25 junho, 2013

Palavras lidas #220

Tradition is not something a man can learn; not a thread he can pick up when he feels like it; any more than a man can choose his own ancestors. Someone lacking a tradition who would like to have one is like a man unhappily in love.
--LUDWIG WITTGENSTEIN

It is the natural condition of exile, putting down roots in memory.
--SALMAN RUSHDIE

Arriving at each new city, the traveller finds again a past of his that he did not know he had: the foreignness of what you no longer are or no longer possess lies in wait for you in foreign, unpossessed places.
--ITALO CALVINO


To everyone but themselves, it would seem, the Portuguese Jews of seventeenth century Amsterdam were a living contradiction--or alternatively, representing trends of which they were naturally unaware, and which they might not have favoured. Those two perspectives, no doubt, underlie the 'strangeness' experienced by historians of an earlier generation in approaching the Portuguese Jews of the early modern era.

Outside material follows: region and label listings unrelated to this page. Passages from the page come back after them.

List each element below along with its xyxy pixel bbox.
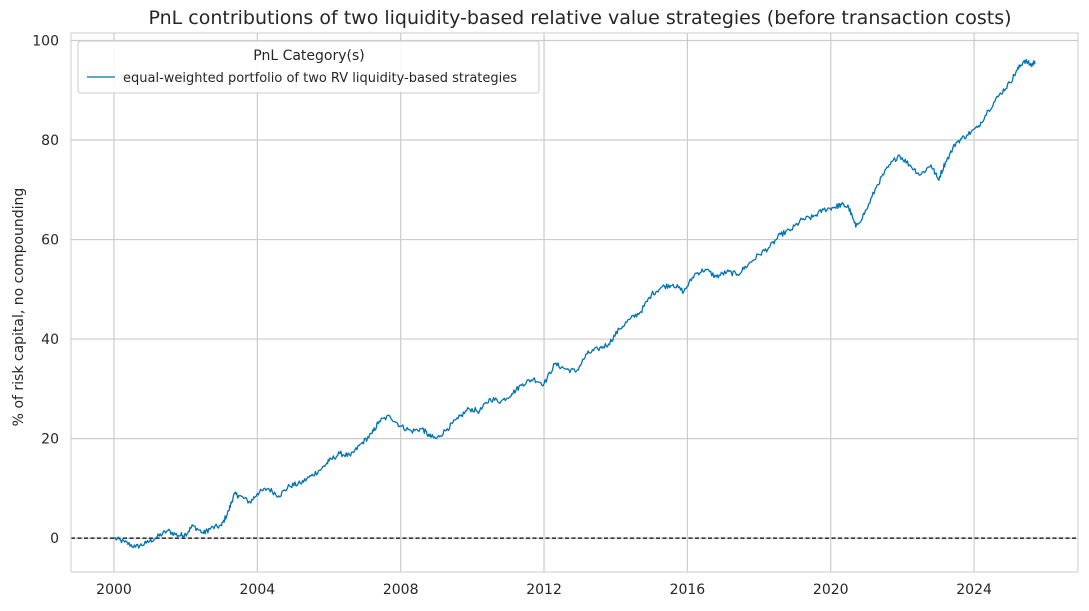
x-tick-label: 2016 xyxy=(670,582,706,598)
x-tick-label: 2004 xyxy=(240,582,276,598)
y-tick-label: 100 xyxy=(32,33,59,49)
y-axis-label: % of risk capital, no compounding xyxy=(11,188,27,427)
tick-labels: 2000 2004 2008 2012 2016 2020 2024 0 20 40 60 80 100 xyxy=(32,33,992,598)
y-tick-label: 40 xyxy=(41,332,59,348)
series-layer xyxy=(113,59,1036,549)
x-tick-label: 2020 xyxy=(813,582,849,598)
legend-title: PnL Category(s) xyxy=(253,48,365,64)
y-tick-label: 80 xyxy=(41,133,59,149)
y-tick-label: 0 xyxy=(50,531,59,547)
x-tick-label: 2024 xyxy=(956,582,992,598)
y-tick-label: 60 xyxy=(41,233,59,249)
series-line xyxy=(113,59,1036,549)
legend: PnL Category(s) equal-weighted portfolio… xyxy=(77,40,540,94)
chart-title: PnL contributions of two liquidity-based… xyxy=(148,7,1011,29)
y-tick-label: 20 xyxy=(41,432,59,448)
legend-entry: equal-weighted portfolio of two RV liqui… xyxy=(123,71,517,86)
x-tick-label: 2012 xyxy=(526,582,562,598)
plot-frame xyxy=(70,32,1079,573)
x-tick-label: 2008 xyxy=(383,582,419,598)
grid-lines xyxy=(71,33,1078,572)
legend-box xyxy=(77,40,540,94)
x-tick-label: 2000 xyxy=(96,582,132,598)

The most blatant contradiction--reiterated more frequently than any other--was summarized most famously in Gebhardt's pithy phrase: 'The Marrano is a Catholic without faith and a Jew without knowledge, but a Jew by will.'

Swetschinski, Daniel M. Reluctant Cosmopolitans: The Portuguese Jews of Seventeenth-Century Amsterdam. London - Portland, OR: The Littman  Library of Jewish Civilization, 2000, p. 315.